La senatrice dem: solo un’eletta su 3? Il caso viene da lontano
«È un dato di tutta evidenza che ci chiama a una responsabilità collettiva e a una risposta comune. Non ci si deve nascondere: il dato delle elette non è solo numerico, indica un deficit di capacità del nostro partito di dare rappresentanza a una classe dirigente di donne che esiste, radicata e diffusa sui territori. Noi non siamo un partito di soli uomini, ma siamo certamente un partito rappresentato, soprattutto, da uomini. Una cosa che è fuori da questo tempo, tanto più oggi nel parlare di un processo rifondativo del Pd, dove uno dei temi da cui partire urgentemente per ricostruire un tratto identitario deve essere assolutamente quello della rappresentanza femminile e della reale partecipazione delle donne ai processi decisionali».

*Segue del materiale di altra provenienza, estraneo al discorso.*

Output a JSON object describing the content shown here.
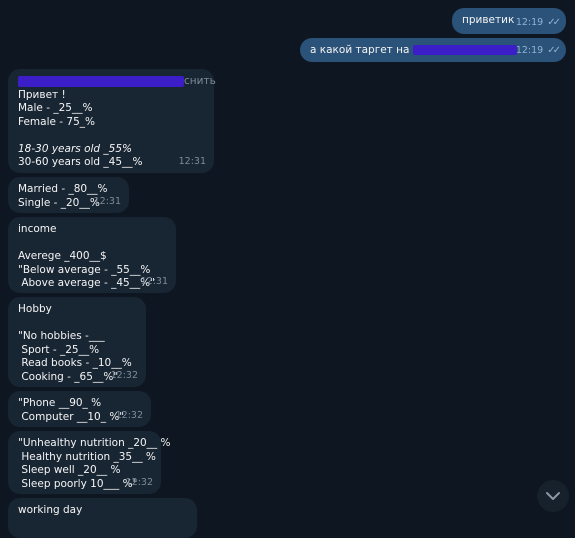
{
  "outgoing": [
    {
      "text": "приветик",
      "time": "12:19"
    },
    {
      "text": "а какой таргет на ",
      "time": "12:19"
    }
  ],
  "incoming": [
    {
      "header_suffix": "снить",
      "lines": [
        "Привет !",
        "Male - _25__%",
        "Female - 75_%",
        "",
        "18-30 years old _55%",
        "30-60 years old _45__%"
      ],
      "time": "12:31"
    },
    {
      "lines": [
        "Married - _80__%",
        "Single - _20__%"
      ],
      "time": "12:31"
    },
    {
      "lines": [
        "income",
        "",
        "Averege _400__$",
        "\"Below average - _55__%",
        " Above average - _45__%\""
      ],
      "time": "12:31"
    },
    {
      "lines": [
        "Hobby",
        "",
        "\"No hobbies -___",
        " Sport - _25__%",
        " Read books - _10__%",
        " Cooking - _65__%\""
      ],
      "time": "12:32"
    },
    {
      "lines": [
        "\"Phone __90_ %",
        " Computer __10_ %\""
      ],
      "time": "12:32"
    },
    {
      "lines": [
        "\"Unhealthy nutrition _20__ %",
        " Healthy nutrition _35__ %",
        " Sleep well _20__ %",
        " Sleep poorly 10___ %\""
      ],
      "time": "12:32"
    },
    {
      "lines": [
        "working day"
      ]
    }
  ],
  "colors": {
    "background": "#0e1621",
    "outgoing": "#2b5278",
    "incoming": "#182533",
    "redaction": "#3b1ec8"
  },
  "icons": {
    "read_receipt": "double-check-icon",
    "scroll_down": "chevron-down-icon"
  }
}
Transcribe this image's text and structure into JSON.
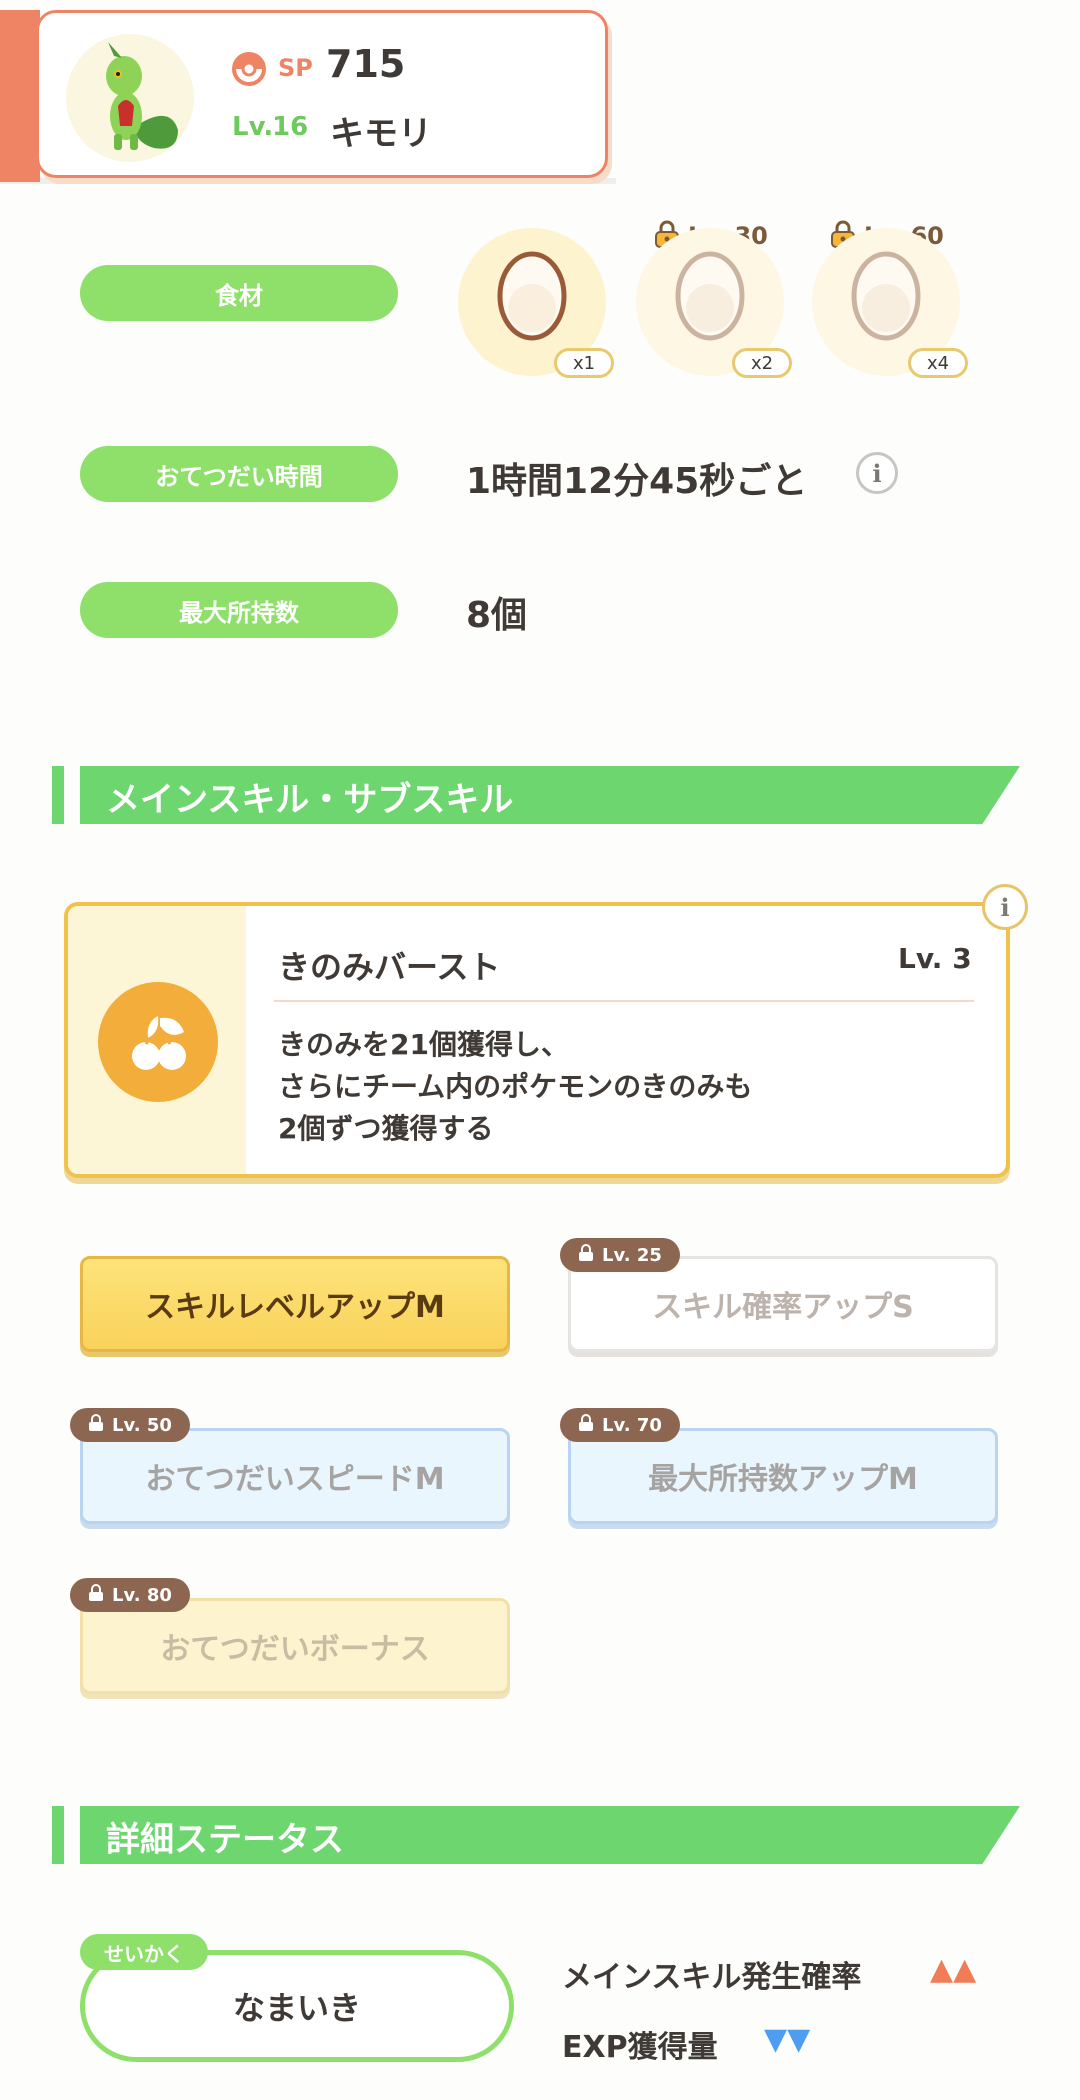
{
  "header": {
    "sp_label": "SP",
    "sp_value": "715",
    "level_label": "Lv.",
    "level_value": "16",
    "pokemon_name": "キモリ"
  },
  "ingredients": {
    "label": "食材",
    "slots": [
      {
        "count": "x1",
        "unlock": ""
      },
      {
        "count": "x2",
        "unlock": "Lv. 30"
      },
      {
        "count": "x4",
        "unlock": "Lv. 60"
      }
    ]
  },
  "help_time": {
    "label": "おてつだい時間",
    "value": "1時間12分45秒ごと"
  },
  "max_carry": {
    "label": "最大所持数",
    "value": "8個"
  },
  "skills_section": {
    "title": "メインスキル・サブスキル"
  },
  "main_skill": {
    "name": "きのみバースト",
    "level": "Lv. 3",
    "description": "きのみを21個獲得し、\nさらにチーム内のポケモンのきのみも\n2個ずつ獲得する"
  },
  "sub_skills": [
    {
      "name": "スキルレベルアップM",
      "unlock": ""
    },
    {
      "name": "スキル確率アップS",
      "unlock": "Lv. 25"
    },
    {
      "name": "おてつだいスピードM",
      "unlock": "Lv. 50"
    },
    {
      "name": "最大所持数アップM",
      "unlock": "Lv. 70"
    },
    {
      "name": "おてつだいボーナス",
      "unlock": "Lv. 80"
    }
  ],
  "status_section": {
    "title": "詳細ステータス"
  },
  "nature": {
    "tag": "せいかく",
    "value": "なまいき"
  },
  "nature_effects": [
    {
      "label": "メインスキル発生確率",
      "arrows": "▲▲",
      "color": "#f07c58"
    },
    {
      "label": "EXP獲得量",
      "arrows": "▼▼",
      "color": "#4e9ef0"
    }
  ],
  "colors": {
    "accent_orange": "#ef8465",
    "green": "#8ee06b",
    "section_green": "#6dd66f",
    "gold": "#f0c24a"
  },
  "icons": [
    "pokeball-icon",
    "treecko-avatar",
    "egg-icon",
    "lock-icon",
    "info-icon",
    "berry-burst-icon"
  ]
}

Di chi è la responsabilità di questa situazione? Anche le donne dem dovrebbero fare autocritica?
«È una storia che parte da molto lontano, molto prima del percorso provato ad avviare dopo le nomine tutte al maschile avvenute con il governo Draghi, percorso rimasto incompiuto forse per timore che approfondire quella discussione potesse mettere in difficoltà il partito. Dobbiamo superare questo timore: parlare degli equilibri del Pd con franchezza può solo essere un elemento di crescita. Abbiamo bisogno di interpretare tutti i cambiamenti che stanno avvenendo nella società dove le donne hanno acquisito sempre più forza. Ma questa responsabilità non può essere messa in capo solo alle donne o liquidata come mancanza di coraggio nel prendersi spazi. Troppo facile. Se crediamo al concetto di comunità si deve raggiungere l’obiettivo insieme: donne e uomini. O non si è comunità».

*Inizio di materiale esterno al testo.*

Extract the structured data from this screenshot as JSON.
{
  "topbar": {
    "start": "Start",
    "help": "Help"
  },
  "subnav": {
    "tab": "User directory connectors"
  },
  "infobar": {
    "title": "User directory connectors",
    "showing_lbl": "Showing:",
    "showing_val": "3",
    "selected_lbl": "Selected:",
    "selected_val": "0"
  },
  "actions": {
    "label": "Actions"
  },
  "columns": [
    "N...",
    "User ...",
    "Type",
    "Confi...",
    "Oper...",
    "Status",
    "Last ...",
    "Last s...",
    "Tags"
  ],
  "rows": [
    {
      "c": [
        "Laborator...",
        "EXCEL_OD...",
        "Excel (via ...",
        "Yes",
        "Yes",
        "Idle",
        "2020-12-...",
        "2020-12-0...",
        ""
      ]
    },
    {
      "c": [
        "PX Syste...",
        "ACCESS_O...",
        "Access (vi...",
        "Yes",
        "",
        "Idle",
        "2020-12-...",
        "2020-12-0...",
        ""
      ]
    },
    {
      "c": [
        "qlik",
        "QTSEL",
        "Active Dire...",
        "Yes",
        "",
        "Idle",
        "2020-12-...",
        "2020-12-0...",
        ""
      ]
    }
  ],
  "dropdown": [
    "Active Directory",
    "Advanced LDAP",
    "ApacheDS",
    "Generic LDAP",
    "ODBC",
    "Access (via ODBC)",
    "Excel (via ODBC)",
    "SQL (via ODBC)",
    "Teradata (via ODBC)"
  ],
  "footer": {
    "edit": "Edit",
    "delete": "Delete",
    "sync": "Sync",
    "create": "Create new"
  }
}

Malpezzi, non è che in realtà il Partito democratico è un partito patriarcale?
«L’Italia tutta è ancora profondamente patriarcale e un partito che aspira alla guida del Paese non può fermarsi all’elaborazione di politiche per donne senza darne poi un’adeguata rappresentanza. Un esempio su tutti: il Sud senza capolista donne di quei territori è un fatto che non deve più accadere. Ma dobbiamo partire ora, altrimenti rimane solo denuncia».

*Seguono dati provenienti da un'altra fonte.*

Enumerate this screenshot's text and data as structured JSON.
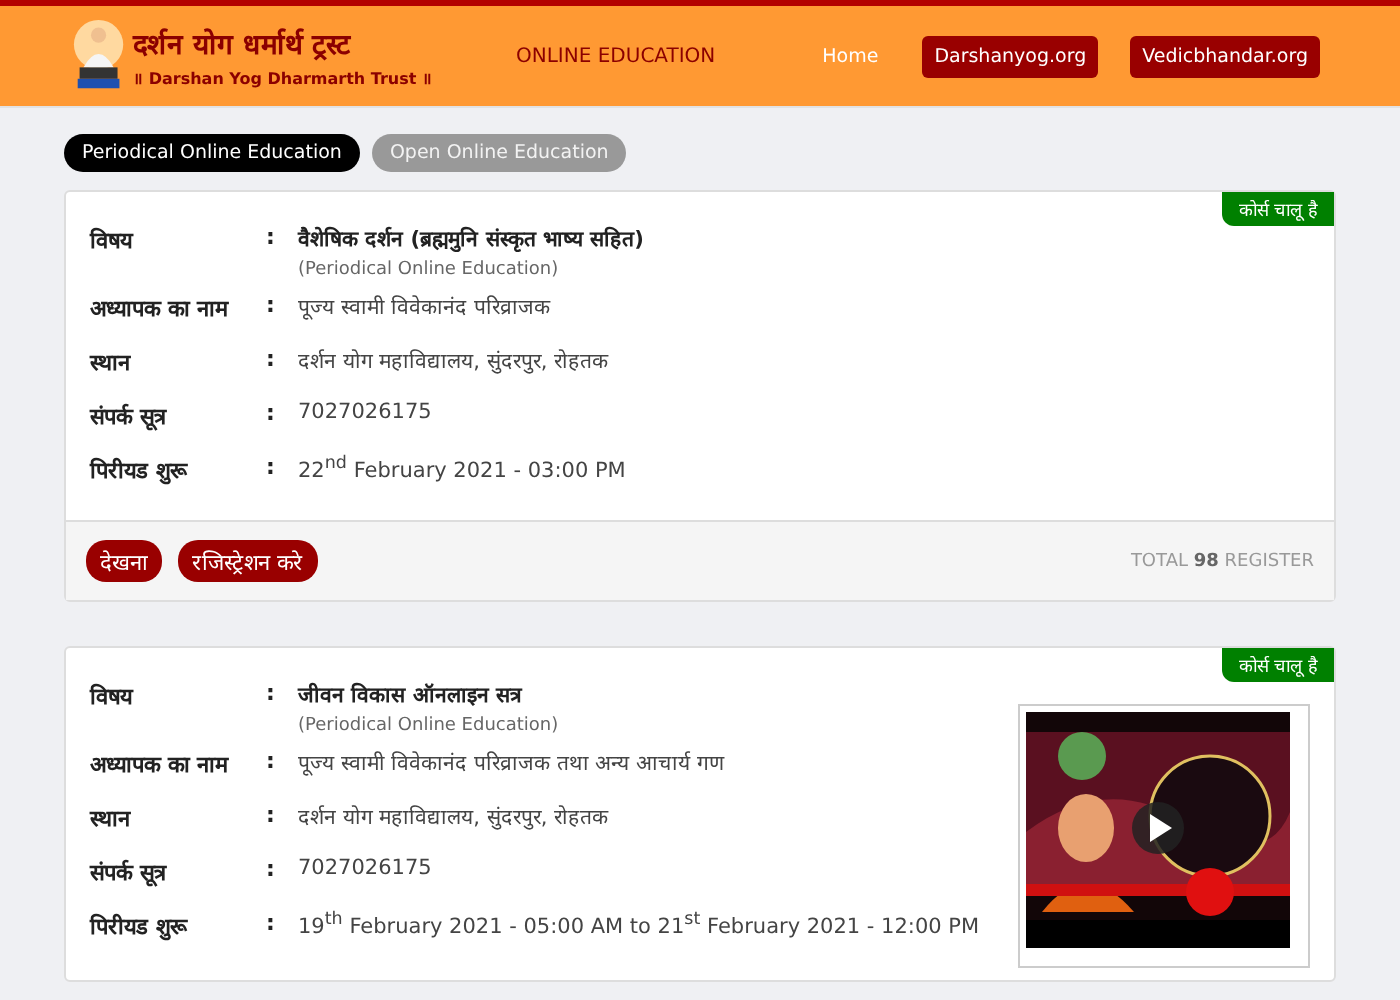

Si è chiesta perché a destra una donna, la leader di Fratelli d’Italia Giorgia Meloni, sia riuscita a sfondare il proverbiale tetto di cristallo e a sinistra invece non è accaduto niente di tutto ciò?
«Meloni ha rotto il tetto di cristallo, è vero, si è costruita un partito da sola e di questo le va dato merito. Tuttavia il leaderismo — tratto tipico dei partiti di destra — non basta. Meloni è una donna che ha alle sue spalle un partito che già nel nome, Fratelli d’Italia, si presenta per quello che è: maschile e maschilista. Non scardina il modello patriarcale e conserva l’ordine precostituito. Non è un caso che nelle regioni dove governa o in Europa non si schieri mai dalla parte delle donne: dalla piena applicazione della 194 al voto contrario in Europa sulla parità salariale, dal no alle quote, all’alleanza con Orbán il cui modello di famiglia prevede donne a dimora senza istruzione. Aggiungo che Giorgia Meloni è una donna sola al comando senza alle spalle una classe dirigente femminile diffusa né tantomeno nei ruoli apicali. Il Pd con tutti i suoi limiti è una comunità plurale».
La prossima leadership del Partito democratico sarà affidata a una donna o come al solito sarà una partita tra uomini?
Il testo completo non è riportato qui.